American sports broadcaster

Dick Bremer (born March 1, 1956) is a retired sports broadcaster for Bally Sports North. He was the lead television announcer for the Minnesota Twins from 1983 until his retirement after the 2023 season. He has also called Minnesota Golden Gophers men's basketball and Minnesota Golden Gophers football and hockey. He previously called Iowa Hawkeyes men's basketball and Minnesota North Stars games during his tenure. He partnered up with Justin Morneau, LaTroy Hawkins, Roy Smalley or Glen Perkins for the Minnesota Twins television broadcasts. His longtime broadcast partner was Bert Blyleven.

==Biography==
Bremer was born in St. Paul, Minnesota. Raised in the small town of Dumont, Minnesota in Traverse County, Bremer was a graduate of Staples High School in Staples, Minnesota. He graduated from St. Cloud State University in St. Cloud, Minnesota in 1978.

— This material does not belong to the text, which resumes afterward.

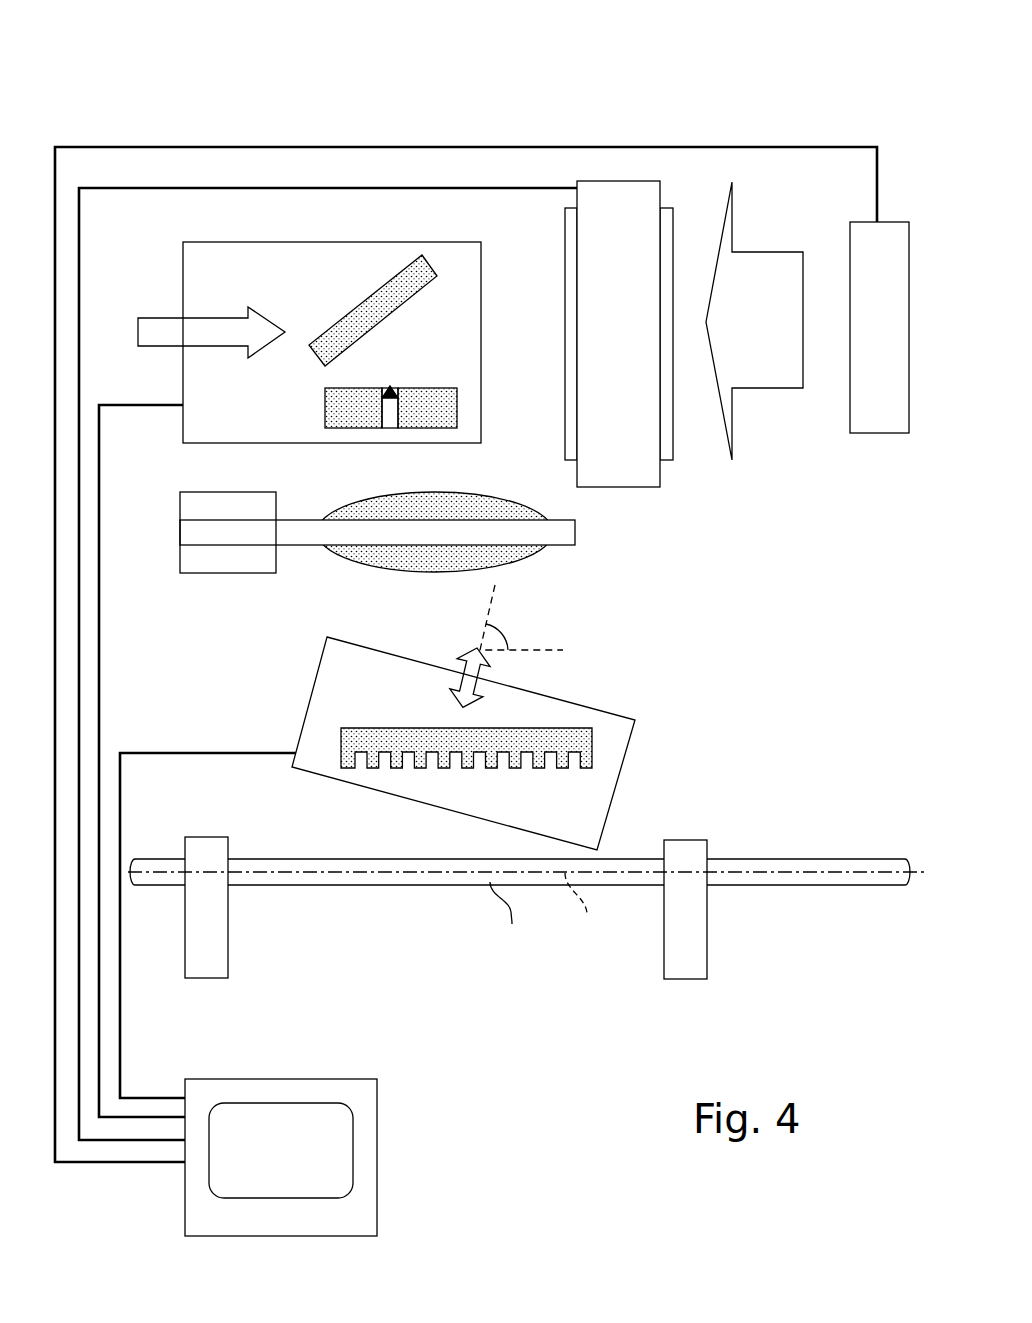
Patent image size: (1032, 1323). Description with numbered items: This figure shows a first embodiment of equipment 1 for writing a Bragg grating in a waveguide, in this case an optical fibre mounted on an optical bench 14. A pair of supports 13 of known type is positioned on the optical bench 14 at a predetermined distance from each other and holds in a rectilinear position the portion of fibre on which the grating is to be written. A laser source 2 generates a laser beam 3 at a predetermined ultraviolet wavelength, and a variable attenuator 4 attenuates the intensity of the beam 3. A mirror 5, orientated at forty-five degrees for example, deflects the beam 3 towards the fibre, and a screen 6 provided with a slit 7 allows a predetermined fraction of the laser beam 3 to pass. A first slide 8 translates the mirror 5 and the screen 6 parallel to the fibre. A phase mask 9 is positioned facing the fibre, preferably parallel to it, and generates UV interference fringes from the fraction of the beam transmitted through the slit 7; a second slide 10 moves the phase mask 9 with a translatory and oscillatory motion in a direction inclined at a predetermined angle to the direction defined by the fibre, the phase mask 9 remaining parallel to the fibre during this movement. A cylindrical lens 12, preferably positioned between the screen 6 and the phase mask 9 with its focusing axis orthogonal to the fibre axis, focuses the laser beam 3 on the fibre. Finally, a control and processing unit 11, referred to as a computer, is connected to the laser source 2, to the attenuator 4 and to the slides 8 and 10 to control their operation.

Before his broadcasting career, Bremer was a Disc Jockey for KCLD (St. Cloud). His nickname was "Duke in the Dark". In 1983 he began broadcasting games for the Twins for Spectrum Sports. This was the second year of the Metrodome's existence. Bremer called games on Fox Saturday Baseball with Mitch Williams in some games involving the Twins.

Bremer also took part in a Charter Communications commercial promoting watching football in High Definition.

Bremer and his wife Heidi live in St. Michael, Minnesota. They have a son and daughter, Erik and Hannah. Erik is, like his father, also a sportscaster. Bremer's father was a Lutheran Church–Missouri Synod pastor and Bremer has done public speaking at churches across the Midwest talking about his faith. He is a devout Lutheran.

On September 29, 2013, Bremer was inducted into the Minnesota Broadcasting Hall of Fame recognizing, among other things, his 30 seasons as the "Television Voice of the Minnesota Twins".

On October 31, 2023, Bremer announced his retirement from broadcasting. He was named Special Assistant to the Front Office and team ambassador following his retirement. The Twins dedicated the home television broadcast booth to Bremer, naming it the "Dick Bremer Broadcast Booth".